When it’s time to think about your mortgage refinance options, what should you know and how do you make the correct decisions? It’s more than guesswork and you can greatly increase the odds that you’ll refinance (or not) at the right time if you take time to consider some specific points. Start by knowing your current mortgage interest rate. You can find this listed on your loan papers or your lender should be able to tell you. If you have a variable rate mortgage, you won’t have a set interest rate, but that’s also an important piece of information. Next, find out the rate you’ll be offered if you get your mortgage refinanced. A word of caution – don’t simply take a look at the interest rates being offered and assume you’re going to get those rates.
Ask about your specific situation. Lock a lender into a particular rate before you start the process. Many lenders advertise a very low rate, but you may find that you don’t qualify for that rate. Be especially careful if you’re being asked for any fees up front. Compare the rate of your current mortgage with that you’re being offered, but also consider the terms of the loan.

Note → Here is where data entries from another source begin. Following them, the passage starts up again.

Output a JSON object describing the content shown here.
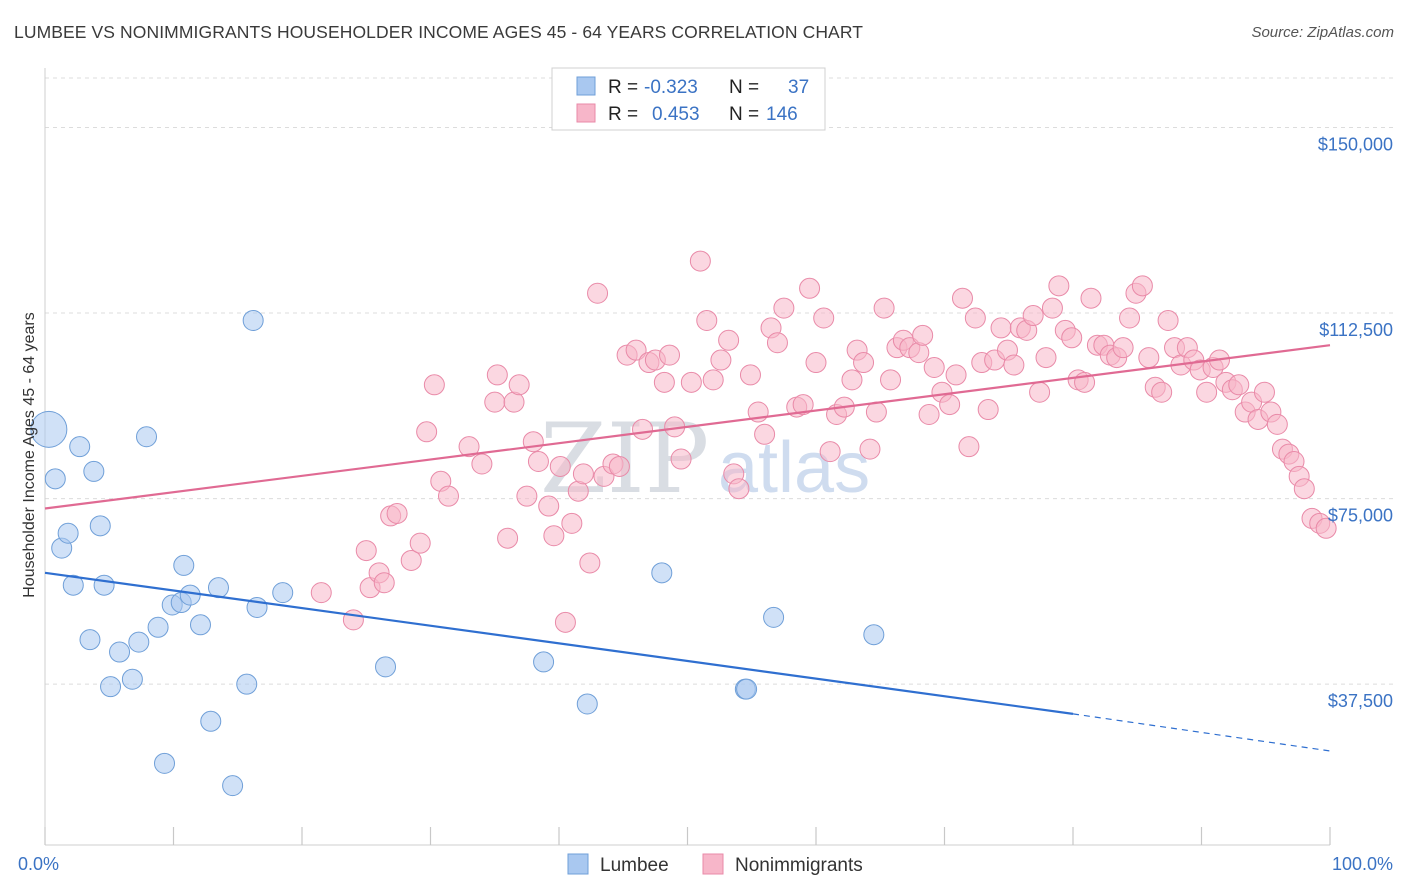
{
  "header": {
    "title": "LUMBEE VS NONIMMIGRANTS HOUSEHOLDER INCOME AGES 45 - 64 YEARS CORRELATION CHART",
    "source": "Source: ZipAtlas.com"
  },
  "legend": {
    "rows": [
      {
        "r_label": "R =",
        "r_value": "-0.323",
        "n_label": "N =",
        "n_value": "37",
        "color": "#a9c8f0"
      },
      {
        "r_label": "R =",
        "r_value": "0.453",
        "n_label": "N =",
        "n_value": "146",
        "color": "#f7b6c9"
      }
    ]
  },
  "bottom_legend": [
    {
      "label": "Lumbee",
      "color": "#a9c8f0"
    },
    {
      "label": "Nonimmigrants",
      "color": "#f7b6c9"
    }
  ],
  "watermark": {
    "zip": "ZIP",
    "atlas": "atlas"
  },
  "chart_data": {
    "type": "scatter",
    "title": "LUMBEE VS NONIMMIGRANTS HOUSEHOLDER INCOME AGES 45 - 64 YEARS CORRELATION CHART",
    "ylabel": "Householder Income Ages 45 - 64 years",
    "xlabel": "",
    "xlim": [
      0,
      100
    ],
    "ylim": [
      5000,
      160000
    ],
    "x_tick_labels": [
      "0.0%",
      "100.0%"
    ],
    "y_ticks": [
      37500,
      75000,
      112500,
      150000
    ],
    "y_tick_labels": [
      "$37,500",
      "$75,000",
      "$112,500",
      "$150,000"
    ],
    "grid": true,
    "series": [
      {
        "name": "Lumbee",
        "color": "#a9c8f0",
        "edge": "#6f9fd8",
        "line_color": "#2f6fd0",
        "trend": {
          "x0": 0,
          "y0": 60000,
          "x1": 80,
          "y1": 31500,
          "dash_to_x": 100,
          "dash_to_y": 24000
        },
        "points": [
          {
            "x": 0.3,
            "y": 89000,
            "big": true
          },
          {
            "x": 0.8,
            "y": 79000
          },
          {
            "x": 1.3,
            "y": 65000
          },
          {
            "x": 1.8,
            "y": 68000
          },
          {
            "x": 2.2,
            "y": 57500
          },
          {
            "x": 2.7,
            "y": 85500
          },
          {
            "x": 3.5,
            "y": 46500
          },
          {
            "x": 3.8,
            "y": 80500
          },
          {
            "x": 4.3,
            "y": 69500
          },
          {
            "x": 4.6,
            "y": 57500
          },
          {
            "x": 5.1,
            "y": 37000
          },
          {
            "x": 5.8,
            "y": 44000
          },
          {
            "x": 6.8,
            "y": 38500
          },
          {
            "x": 7.3,
            "y": 46000
          },
          {
            "x": 7.9,
            "y": 87500
          },
          {
            "x": 8.8,
            "y": 49000
          },
          {
            "x": 9.3,
            "y": 21500
          },
          {
            "x": 9.9,
            "y": 53500
          },
          {
            "x": 10.6,
            "y": 54000
          },
          {
            "x": 10.8,
            "y": 61500
          },
          {
            "x": 11.3,
            "y": 55500
          },
          {
            "x": 12.1,
            "y": 49500
          },
          {
            "x": 12.9,
            "y": 30000
          },
          {
            "x": 13.5,
            "y": 57000
          },
          {
            "x": 14.6,
            "y": 17000
          },
          {
            "x": 15.7,
            "y": 37500
          },
          {
            "x": 16.2,
            "y": 111000
          },
          {
            "x": 16.5,
            "y": 53000
          },
          {
            "x": 18.5,
            "y": 56000
          },
          {
            "x": 26.5,
            "y": 41000
          },
          {
            "x": 38.8,
            "y": 42000
          },
          {
            "x": 42.2,
            "y": 33500
          },
          {
            "x": 48.0,
            "y": 60000
          },
          {
            "x": 54.5,
            "y": 36500
          },
          {
            "x": 54.6,
            "y": 36500
          },
          {
            "x": 56.7,
            "y": 51000
          },
          {
            "x": 64.5,
            "y": 47500
          }
        ]
      },
      {
        "name": "Nonimmigrants",
        "color": "#f7b6c9",
        "edge": "#e98aa8",
        "line_color": "#e06a93",
        "trend": {
          "x0": 0,
          "y0": 73000,
          "x1": 100,
          "y1": 106000
        },
        "points": [
          {
            "x": 21.5,
            "y": 56000
          },
          {
            "x": 24.0,
            "y": 50500
          },
          {
            "x": 25.0,
            "y": 64500
          },
          {
            "x": 25.3,
            "y": 57000
          },
          {
            "x": 26.0,
            "y": 60000
          },
          {
            "x": 26.4,
            "y": 58000
          },
          {
            "x": 26.9,
            "y": 71500
          },
          {
            "x": 27.4,
            "y": 72000
          },
          {
            "x": 28.5,
            "y": 62500
          },
          {
            "x": 29.2,
            "y": 66000
          },
          {
            "x": 29.7,
            "y": 88500
          },
          {
            "x": 30.3,
            "y": 98000
          },
          {
            "x": 30.8,
            "y": 78500
          },
          {
            "x": 31.4,
            "y": 75500
          },
          {
            "x": 33.0,
            "y": 85500
          },
          {
            "x": 34.0,
            "y": 82000
          },
          {
            "x": 35.0,
            "y": 94500
          },
          {
            "x": 35.2,
            "y": 100000
          },
          {
            "x": 36.0,
            "y": 67000
          },
          {
            "x": 36.5,
            "y": 94500
          },
          {
            "x": 36.9,
            "y": 98000
          },
          {
            "x": 37.5,
            "y": 75500
          },
          {
            "x": 38.0,
            "y": 86500
          },
          {
            "x": 38.4,
            "y": 82500
          },
          {
            "x": 39.2,
            "y": 73500
          },
          {
            "x": 39.6,
            "y": 67500
          },
          {
            "x": 40.1,
            "y": 81500
          },
          {
            "x": 40.5,
            "y": 50000
          },
          {
            "x": 41.0,
            "y": 70000
          },
          {
            "x": 41.5,
            "y": 76500
          },
          {
            "x": 41.9,
            "y": 80000
          },
          {
            "x": 42.4,
            "y": 62000
          },
          {
            "x": 43.0,
            "y": 116500
          },
          {
            "x": 43.5,
            "y": 79500
          },
          {
            "x": 44.2,
            "y": 82000
          },
          {
            "x": 44.7,
            "y": 81500
          },
          {
            "x": 45.3,
            "y": 104000
          },
          {
            "x": 46.0,
            "y": 105000
          },
          {
            "x": 46.5,
            "y": 89000
          },
          {
            "x": 47.0,
            "y": 102500
          },
          {
            "x": 47.5,
            "y": 103000
          },
          {
            "x": 48.2,
            "y": 98500
          },
          {
            "x": 48.6,
            "y": 104000
          },
          {
            "x": 49.0,
            "y": 89500
          },
          {
            "x": 49.5,
            "y": 83000
          },
          {
            "x": 50.3,
            "y": 98500
          },
          {
            "x": 51.0,
            "y": 123000
          },
          {
            "x": 51.5,
            "y": 111000
          },
          {
            "x": 52.0,
            "y": 99000
          },
          {
            "x": 52.6,
            "y": 103000
          },
          {
            "x": 53.2,
            "y": 107000
          },
          {
            "x": 53.6,
            "y": 80000
          },
          {
            "x": 54.0,
            "y": 77000
          },
          {
            "x": 54.9,
            "y": 100000
          },
          {
            "x": 55.5,
            "y": 92500
          },
          {
            "x": 56.0,
            "y": 88000
          },
          {
            "x": 56.5,
            "y": 109500
          },
          {
            "x": 57.0,
            "y": 106500
          },
          {
            "x": 57.5,
            "y": 113500
          },
          {
            "x": 58.5,
            "y": 93500
          },
          {
            "x": 59.0,
            "y": 94000
          },
          {
            "x": 59.5,
            "y": 117500
          },
          {
            "x": 60.0,
            "y": 102500
          },
          {
            "x": 60.6,
            "y": 111500
          },
          {
            "x": 61.1,
            "y": 84500
          },
          {
            "x": 61.6,
            "y": 92000
          },
          {
            "x": 62.2,
            "y": 93500
          },
          {
            "x": 62.8,
            "y": 99000
          },
          {
            "x": 63.2,
            "y": 105000
          },
          {
            "x": 63.7,
            "y": 102500
          },
          {
            "x": 64.2,
            "y": 85000
          },
          {
            "x": 64.7,
            "y": 92500
          },
          {
            "x": 65.3,
            "y": 113500
          },
          {
            "x": 65.8,
            "y": 99000
          },
          {
            "x": 66.3,
            "y": 105500
          },
          {
            "x": 66.8,
            "y": 107000
          },
          {
            "x": 67.3,
            "y": 105500
          },
          {
            "x": 68.0,
            "y": 104500
          },
          {
            "x": 68.3,
            "y": 108000
          },
          {
            "x": 68.8,
            "y": 92000
          },
          {
            "x": 69.2,
            "y": 101500
          },
          {
            "x": 69.8,
            "y": 96500
          },
          {
            "x": 70.4,
            "y": 94000
          },
          {
            "x": 70.9,
            "y": 100000
          },
          {
            "x": 71.4,
            "y": 115500
          },
          {
            "x": 71.9,
            "y": 85500
          },
          {
            "x": 72.4,
            "y": 111500
          },
          {
            "x": 72.9,
            "y": 102500
          },
          {
            "x": 73.4,
            "y": 93000
          },
          {
            "x": 73.9,
            "y": 103000
          },
          {
            "x": 74.4,
            "y": 109500
          },
          {
            "x": 74.9,
            "y": 105000
          },
          {
            "x": 75.4,
            "y": 102000
          },
          {
            "x": 75.9,
            "y": 109500
          },
          {
            "x": 76.4,
            "y": 109000
          },
          {
            "x": 76.9,
            "y": 112000
          },
          {
            "x": 77.4,
            "y": 96500
          },
          {
            "x": 77.9,
            "y": 103500
          },
          {
            "x": 78.4,
            "y": 113500
          },
          {
            "x": 78.9,
            "y": 118000
          },
          {
            "x": 79.4,
            "y": 109000
          },
          {
            "x": 79.9,
            "y": 107500
          },
          {
            "x": 80.4,
            "y": 99000
          },
          {
            "x": 80.9,
            "y": 98500
          },
          {
            "x": 81.4,
            "y": 115500
          },
          {
            "x": 81.9,
            "y": 106000
          },
          {
            "x": 82.4,
            "y": 106000
          },
          {
            "x": 82.9,
            "y": 104000
          },
          {
            "x": 83.4,
            "y": 103500
          },
          {
            "x": 83.9,
            "y": 105500
          },
          {
            "x": 84.4,
            "y": 111500
          },
          {
            "x": 84.9,
            "y": 116500
          },
          {
            "x": 85.4,
            "y": 118000
          },
          {
            "x": 85.9,
            "y": 103500
          },
          {
            "x": 86.4,
            "y": 97500
          },
          {
            "x": 86.9,
            "y": 96500
          },
          {
            "x": 87.4,
            "y": 111000
          },
          {
            "x": 87.9,
            "y": 105500
          },
          {
            "x": 88.4,
            "y": 102000
          },
          {
            "x": 88.9,
            "y": 105500
          },
          {
            "x": 89.4,
            "y": 103000
          },
          {
            "x": 89.9,
            "y": 101000
          },
          {
            "x": 90.4,
            "y": 96500
          },
          {
            "x": 90.9,
            "y": 101500
          },
          {
            "x": 91.4,
            "y": 103000
          },
          {
            "x": 91.9,
            "y": 98500
          },
          {
            "x": 92.4,
            "y": 97000
          },
          {
            "x": 92.9,
            "y": 98000
          },
          {
            "x": 93.4,
            "y": 92500
          },
          {
            "x": 93.9,
            "y": 94500
          },
          {
            "x": 94.4,
            "y": 91000
          },
          {
            "x": 94.9,
            "y": 96500
          },
          {
            "x": 95.4,
            "y": 92500
          },
          {
            "x": 95.9,
            "y": 90000
          },
          {
            "x": 96.3,
            "y": 85000
          },
          {
            "x": 96.8,
            "y": 84000
          },
          {
            "x": 97.2,
            "y": 82500
          },
          {
            "x": 97.6,
            "y": 79500
          },
          {
            "x": 98.0,
            "y": 77000
          },
          {
            "x": 98.6,
            "y": 71000
          },
          {
            "x": 99.2,
            "y": 70000
          },
          {
            "x": 99.7,
            "y": 69000
          }
        ]
      }
    ]
  }
}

For example, if you have a variable rate loan, you may find the benefits of having a fixed rate mortgage are sufficient to warrant a mortgage refinance, even if the rates you’re paying aren’t that much different from what you’re being offered. Most financial people recommend that you save at least one and a half full points on your interest rate before you consider a mortgage refinance. Why? You’re likely going to be paying closing costs, appraisal fees and other costs associated with the refinance loan. If you’re not saving at least one and a half full points, it will take you several years to save the amount of money you’re spending on the closing. Again, this doesn’t apply if you’re getting significantly better terms that in themselves warrant following through with a new loan. As a final point, consider your future plans. Are you expecting to move in the next few years? Are you looking for a change in job status that could create the need to change your location? Is your family growing and in need of more space? If you aren’t going to stay in your current house at least two more years, a mortgage refinance probably isn’t a good option because of the time it takes to recover the cost of the closing.